In recent weeks, Tesla have been crushing all expectations as the stock has soared to $524.86 by Monday afternoon (NASDAQ). The recent movements have been very hard to predict as more and more speculators are getting onboard. At $200 in May 2019, many people believed Telsa was overpriced and that it was unlikely to see anymore growth with a downtrend in revenue. This was until Oct 23 2019, when Tesla posted a profitable quarter surprising many investors. This information along with exciting international opportunities rallied the markets to post Tesla into the stratosphere with the stock breaking into the $400 mark. The continual rise has worried some investors that it is becoming a bubble and with an abundance of speculation it may cause a huge decline in the coming days/weeks.

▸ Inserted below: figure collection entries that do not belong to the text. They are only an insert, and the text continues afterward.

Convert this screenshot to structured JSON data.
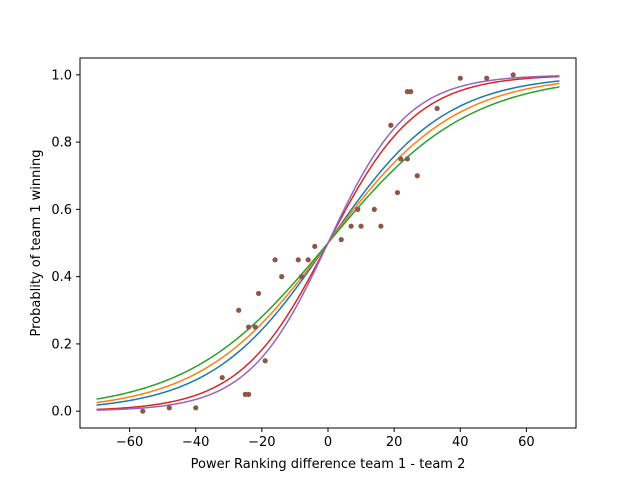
{
  "chart_data": {
    "type": "line",
    "title": "",
    "xlabel": "Power Ranking difference team 1 - team 2",
    "ylabel": "Probablity of team 1 winning",
    "xlim": [
      -75,
      75
    ],
    "ylim": [
      -0.05,
      1.05
    ],
    "xticks": [
      -60,
      -40,
      -20,
      0,
      20,
      40,
      60
    ],
    "xtick_labels": [
      "−60",
      "−40",
      "−20",
      "0",
      "20",
      "40",
      "60"
    ],
    "yticks": [
      0.0,
      0.2,
      0.4,
      0.6,
      0.8,
      1.0
    ],
    "ytick_labels": [
      "0.0",
      "0.2",
      "0.4",
      "0.6",
      "0.8",
      "1.0"
    ],
    "grid": false,
    "curve_x_range": [
      -70,
      70
    ],
    "series": [
      {
        "kind": "logistic",
        "k": 0.057,
        "color": "#1f77b4"
      },
      {
        "kind": "logistic",
        "k": 0.052,
        "color": "#ff7f0e"
      },
      {
        "kind": "logistic",
        "k": 0.047,
        "color": "#2ca02c"
      },
      {
        "kind": "logistic",
        "k": 0.075,
        "color": "#d62728"
      },
      {
        "kind": "logistic",
        "k": 0.083,
        "color": "#9467bd"
      }
    ],
    "scatter": {
      "color": "#8c564b",
      "points": [
        {
          "x": -56,
          "y": 0.0
        },
        {
          "x": -48,
          "y": 0.01
        },
        {
          "x": -40,
          "y": 0.01
        },
        {
          "x": -32,
          "y": 0.1
        },
        {
          "x": -27,
          "y": 0.3
        },
        {
          "x": -25,
          "y": 0.05
        },
        {
          "x": -24,
          "y": 0.05
        },
        {
          "x": -24,
          "y": 0.25
        },
        {
          "x": -22,
          "y": 0.25
        },
        {
          "x": -21,
          "y": 0.35
        },
        {
          "x": -19,
          "y": 0.15
        },
        {
          "x": -16,
          "y": 0.45
        },
        {
          "x": -14,
          "y": 0.4
        },
        {
          "x": -9,
          "y": 0.45
        },
        {
          "x": -8,
          "y": 0.4
        },
        {
          "x": -6,
          "y": 0.45
        },
        {
          "x": -4,
          "y": 0.49
        },
        {
          "x": 4,
          "y": 0.51
        },
        {
          "x": 7,
          "y": 0.55
        },
        {
          "x": 9,
          "y": 0.6
        },
        {
          "x": 10,
          "y": 0.55
        },
        {
          "x": 14,
          "y": 0.6
        },
        {
          "x": 16,
          "y": 0.55
        },
        {
          "x": 19,
          "y": 0.85
        },
        {
          "x": 21,
          "y": 0.65
        },
        {
          "x": 22,
          "y": 0.75
        },
        {
          "x": 24,
          "y": 0.75
        },
        {
          "x": 24,
          "y": 0.95
        },
        {
          "x": 25,
          "y": 0.95
        },
        {
          "x": 27,
          "y": 0.7
        },
        {
          "x": 33,
          "y": 0.9
        },
        {
          "x": 40,
          "y": 0.99
        },
        {
          "x": 48,
          "y": 0.99
        },
        {
          "x": 56,
          "y": 1.0
        }
      ]
    }
  }
}
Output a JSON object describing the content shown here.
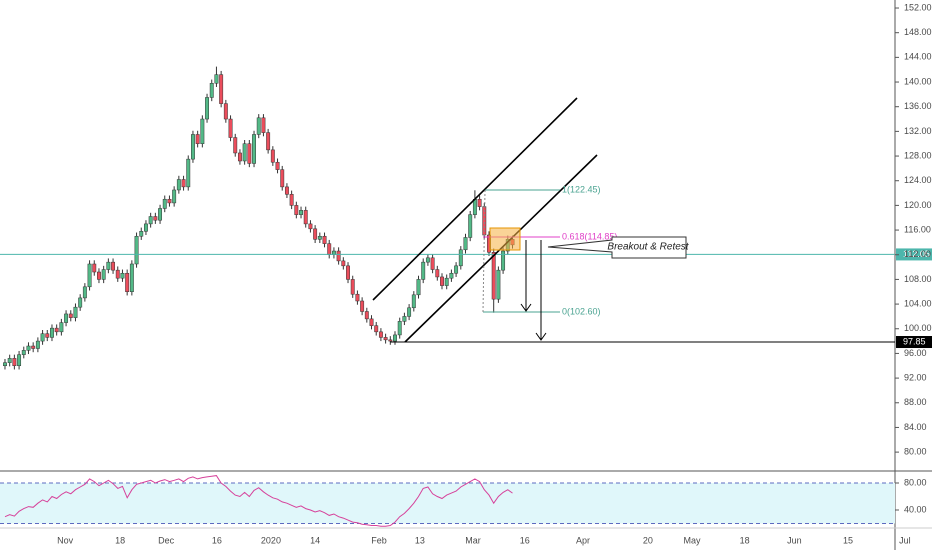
{
  "chart_data": [
    {
      "type": "candlestick",
      "open": [
        94.0,
        94.5,
        95.2,
        94.0,
        95.8,
        96.5,
        97.2,
        96.8,
        98.0,
        99.2,
        98.6,
        100.1,
        99.5,
        101.0,
        102.4,
        101.8,
        103.5,
        105.0,
        106.8,
        110.5,
        109.2,
        108.0,
        109.6,
        110.8,
        109.5,
        108.2,
        109.0,
        106.0,
        110.5,
        115.0,
        115.8,
        117.0,
        118.2,
        117.6,
        119.5,
        121.0,
        120.4,
        122.5,
        124.2,
        123.0,
        127.5,
        131.5,
        130.0,
        134.0,
        137.5,
        139.8,
        141.2,
        136.5,
        134.0,
        131.0,
        128.5,
        127.2,
        130.0,
        126.8,
        131.5,
        134.2,
        131.8,
        129.0,
        127.0,
        125.8,
        123.0,
        121.8,
        120.0,
        118.5,
        119.2,
        117.0,
        116.2,
        114.5,
        115.0,
        113.8,
        112.0,
        112.6,
        111.0,
        110.2,
        108.0,
        105.6,
        104.5,
        102.8,
        101.6,
        100.5,
        99.5,
        98.6,
        98.2,
        98.0,
        99.0,
        101.2,
        102.0,
        103.4,
        105.5,
        108.0,
        110.8,
        111.5,
        109.6,
        108.4,
        107.0,
        108.2,
        109.0,
        110.2,
        112.8,
        114.8,
        118.5,
        121.0,
        119.8,
        115.2,
        112.4,
        104.8,
        109.5,
        112.6,
        114.5
      ],
      "high": [
        95.1,
        95.8,
        95.8,
        96.4,
        97.1,
        97.8,
        97.8,
        98.6,
        99.8,
        99.8,
        100.7,
        100.7,
        101.6,
        103.0,
        103.0,
        104.1,
        105.6,
        107.4,
        111.1,
        111.1,
        109.8,
        110.2,
        111.4,
        111.4,
        110.1,
        109.6,
        109.6,
        111.1,
        115.6,
        116.4,
        117.6,
        118.8,
        118.8,
        120.1,
        121.6,
        121.6,
        123.1,
        124.8,
        124.8,
        128.1,
        132.1,
        132.1,
        134.6,
        138.1,
        140.4,
        142.5,
        141.8,
        137.1,
        134.6,
        131.6,
        129.1,
        130.6,
        130.6,
        132.1,
        134.8,
        134.8,
        132.4,
        129.6,
        127.6,
        126.4,
        123.6,
        122.4,
        120.6,
        119.8,
        119.8,
        117.6,
        116.8,
        115.6,
        115.6,
        114.4,
        113.2,
        113.2,
        111.6,
        110.8,
        108.6,
        106.2,
        105.1,
        103.4,
        102.2,
        101.1,
        100.1,
        99.2,
        98.8,
        99.6,
        101.8,
        102.6,
        104.0,
        106.1,
        108.6,
        111.4,
        112.1,
        112.1,
        110.2,
        109.0,
        108.8,
        109.6,
        110.8,
        113.4,
        115.4,
        119.1,
        122.45,
        121.6,
        120.4,
        115.8,
        113.0,
        110.1,
        113.2,
        115.1,
        115.1
      ],
      "low": [
        93.4,
        93.9,
        93.4,
        93.4,
        95.2,
        95.9,
        96.2,
        96.2,
        97.4,
        98.0,
        98.0,
        98.9,
        98.9,
        100.4,
        101.2,
        101.2,
        102.9,
        104.4,
        106.2,
        108.6,
        107.4,
        107.4,
        109.0,
        108.9,
        107.6,
        107.6,
        105.4,
        105.4,
        109.9,
        114.4,
        115.2,
        116.4,
        117.0,
        117.0,
        118.9,
        119.8,
        119.8,
        121.9,
        122.4,
        122.4,
        126.9,
        129.4,
        129.4,
        133.4,
        136.9,
        139.2,
        135.9,
        133.4,
        130.4,
        127.9,
        126.6,
        126.6,
        126.2,
        126.2,
        130.9,
        131.2,
        128.4,
        126.4,
        125.2,
        122.4,
        121.2,
        119.4,
        117.9,
        117.9,
        116.4,
        115.6,
        113.9,
        113.9,
        113.2,
        111.4,
        111.4,
        110.4,
        109.6,
        107.4,
        105.0,
        103.9,
        102.2,
        101.0,
        99.9,
        98.9,
        98.0,
        97.6,
        97.4,
        97.4,
        98.4,
        100.6,
        101.4,
        102.8,
        104.9,
        107.4,
        110.2,
        109.0,
        107.8,
        106.4,
        106.4,
        107.6,
        108.4,
        109.6,
        112.2,
        114.2,
        117.9,
        119.2,
        114.6,
        111.8,
        102.6,
        104.2,
        108.9,
        112.0,
        113.0
      ],
      "close": [
        94.5,
        95.2,
        94.0,
        95.8,
        96.5,
        97.2,
        96.8,
        98.0,
        99.2,
        98.6,
        100.1,
        99.5,
        101.0,
        102.4,
        101.8,
        103.5,
        105.0,
        106.8,
        110.5,
        109.2,
        108.0,
        109.6,
        110.8,
        109.5,
        108.2,
        109.0,
        106.0,
        110.5,
        115.0,
        115.8,
        117.0,
        118.2,
        117.6,
        119.5,
        121.0,
        120.4,
        122.5,
        124.2,
        123.0,
        127.5,
        131.5,
        130.0,
        134.0,
        137.5,
        139.8,
        141.2,
        136.5,
        134.0,
        131.0,
        128.5,
        127.2,
        130.0,
        126.8,
        131.5,
        134.2,
        131.8,
        129.0,
        127.0,
        125.8,
        123.0,
        121.8,
        120.0,
        118.5,
        119.2,
        117.0,
        116.2,
        114.5,
        115.0,
        113.8,
        112.0,
        112.6,
        111.0,
        110.2,
        108.0,
        105.6,
        104.5,
        102.8,
        101.6,
        100.5,
        99.5,
        98.6,
        98.2,
        98.0,
        99.0,
        101.2,
        102.0,
        103.4,
        105.5,
        108.0,
        110.8,
        111.5,
        109.6,
        108.4,
        107.0,
        108.2,
        109.0,
        110.2,
        112.8,
        114.8,
        118.5,
        121.0,
        119.8,
        115.2,
        112.4,
        104.8,
        109.5,
        112.6,
        114.5,
        113.6
      ],
      "up_color": "#53b987",
      "down_color": "#eb4d5c",
      "xlim": [
        -1.06,
        189.4
      ],
      "xticks": [
        {
          "value": 12.8,
          "label": "Nov"
        },
        {
          "value": 24.5,
          "label": "18"
        },
        {
          "value": 34.3,
          "label": "Dec"
        },
        {
          "value": 45.1,
          "label": "16"
        },
        {
          "value": 56.6,
          "label": "2020"
        },
        {
          "value": 66,
          "label": "14"
        },
        {
          "value": 79.6,
          "label": "Feb"
        },
        {
          "value": 88.3,
          "label": "13"
        },
        {
          "value": 99.6,
          "label": "Mar"
        },
        {
          "value": 110.6,
          "label": "16"
        },
        {
          "value": 123,
          "label": "Apr"
        },
        {
          "value": 136.8,
          "label": "20"
        },
        {
          "value": 146.2,
          "label": "May"
        },
        {
          "value": 157.4,
          "label": "18"
        },
        {
          "value": 168,
          "label": "Jun"
        },
        {
          "value": 179.4,
          "label": "15"
        },
        {
          "value": 191.5,
          "label": "Jul"
        }
      ],
      "ylim": [
        77.1,
        153.3
      ],
      "yticks": [
        {
          "value": 80,
          "label": "80.00"
        },
        {
          "value": 84,
          "label": "84.00"
        },
        {
          "value": 88,
          "label": "88.00"
        },
        {
          "value": 92,
          "label": "92.00"
        },
        {
          "value": 96,
          "label": "96.00"
        },
        {
          "value": 100,
          "label": "100.00"
        },
        {
          "value": 104,
          "label": "104.00"
        },
        {
          "value": 108,
          "label": "108.00"
        },
        {
          "value": 112,
          "label": "112.00"
        },
        {
          "value": 116,
          "label": "116.00"
        },
        {
          "value": 120,
          "label": "120.00"
        },
        {
          "value": 124,
          "label": "124.00"
        },
        {
          "value": 128,
          "label": "128.00"
        },
        {
          "value": 132,
          "label": "132.00"
        },
        {
          "value": 136,
          "label": "136.00"
        },
        {
          "value": 140,
          "label": "140.00"
        },
        {
          "value": 144,
          "label": "144.00"
        },
        {
          "value": 148,
          "label": "148.00"
        },
        {
          "value": 152,
          "label": "152.00"
        }
      ],
      "price_lines": [
        {
          "value": 112.05,
          "color": "#4db6ac"
        },
        {
          "value": 97.85,
          "color": "#000000"
        }
      ],
      "fib_labels": [
        "1(122.45)",
        "0.618(114.85)",
        "0(102.60)"
      ],
      "annotation": "Breakout & Retest"
    },
    {
      "type": "line",
      "values": [
        30,
        33,
        31,
        38,
        42,
        45,
        44,
        50,
        55,
        52,
        60,
        57,
        63,
        67,
        64,
        70,
        74,
        78,
        86,
        82,
        76,
        80,
        84,
        79,
        72,
        75,
        58,
        70,
        78,
        80,
        82,
        84,
        80,
        83,
        85,
        82,
        84,
        86,
        82,
        87,
        89,
        86,
        88,
        89,
        90,
        91,
        80,
        75,
        68,
        62,
        60,
        66,
        60,
        69,
        73,
        67,
        62,
        58,
        56,
        52,
        50,
        47,
        44,
        46,
        42,
        40,
        37,
        39,
        36,
        32,
        34,
        30,
        28,
        25,
        22,
        21,
        19,
        18,
        17,
        17,
        16,
        16,
        17,
        22,
        30,
        35,
        42,
        50,
        60,
        72,
        74,
        64,
        60,
        57,
        62,
        65,
        68,
        74,
        78,
        82,
        86,
        82,
        70,
        62,
        50,
        60,
        66,
        70,
        65
      ],
      "color": "#d6419a",
      "ylim": [
        13.3,
        96.3
      ],
      "yticks": [
        {
          "value": 40,
          "label": "40.00"
        },
        {
          "value": 80,
          "label": "80.00"
        }
      ],
      "bands": [
        20,
        80
      ],
      "band_color": "#e0f7fa"
    }
  ]
}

The biggest risk is that at such a high price, the risk is much greater than the reward as many speculators will want to cash out as soon as a downfall comes. With no dividend payments is does pose a huge fundamental risk for long terms stakeholders. However, if you got in under $450 well done, you have beat the market!

Why the rally?

Let’s keep it simple

  1. Profitable Q3 driving investor confidence in it’s long term success
  2. Opportunity in China with a new $2 billion factory that will manufacture the more affordable Model 3. This will make the electric car accessible to the everyday person.
  3. Now worth $93 billion in market cap, it is bigger than Ford and GM ; two giants in the automotive industry.
  4. 50% increase in output (electric cars) in 2019
  5. Speccies – speculators trying to grab onto a quick profit as Tesla’s stock price increases. A very risky move. Not so much a cause but a result of the rally.

Early birds are now very rich

At IPO Tesla’s share price was $17, and climbed to $19.70 in it’s first days of trading. If you bought Tesla at this price I have no doubt you’d be already sorting out your retirement  (assuming you haven’t sold yet). After speaking with some people who had invested with Tesla, it seems as though many had sold between $200-350 as the share price seemed to have reached it’s ceiling. Now, if you had bought 2353 shares at $17 totalling to $40k exactly – you would now be sitting on roughly $1,232,972 USD. Not bad right…. Even investing $40,000 late last year at $350, would have made you an extra $20,000 including brokering fees. It is quite remarkable how the market will always find a way to surprise even the most experienced investors. In this case, the risk has definitely reaped it’s rewards for investors brave enough.

The information above should not be taken as financial advice. Youth Investment Group has no liability for personal financial interests or investment decisions. You should make your own investment decisions based upon your own research and what you believe is best for you.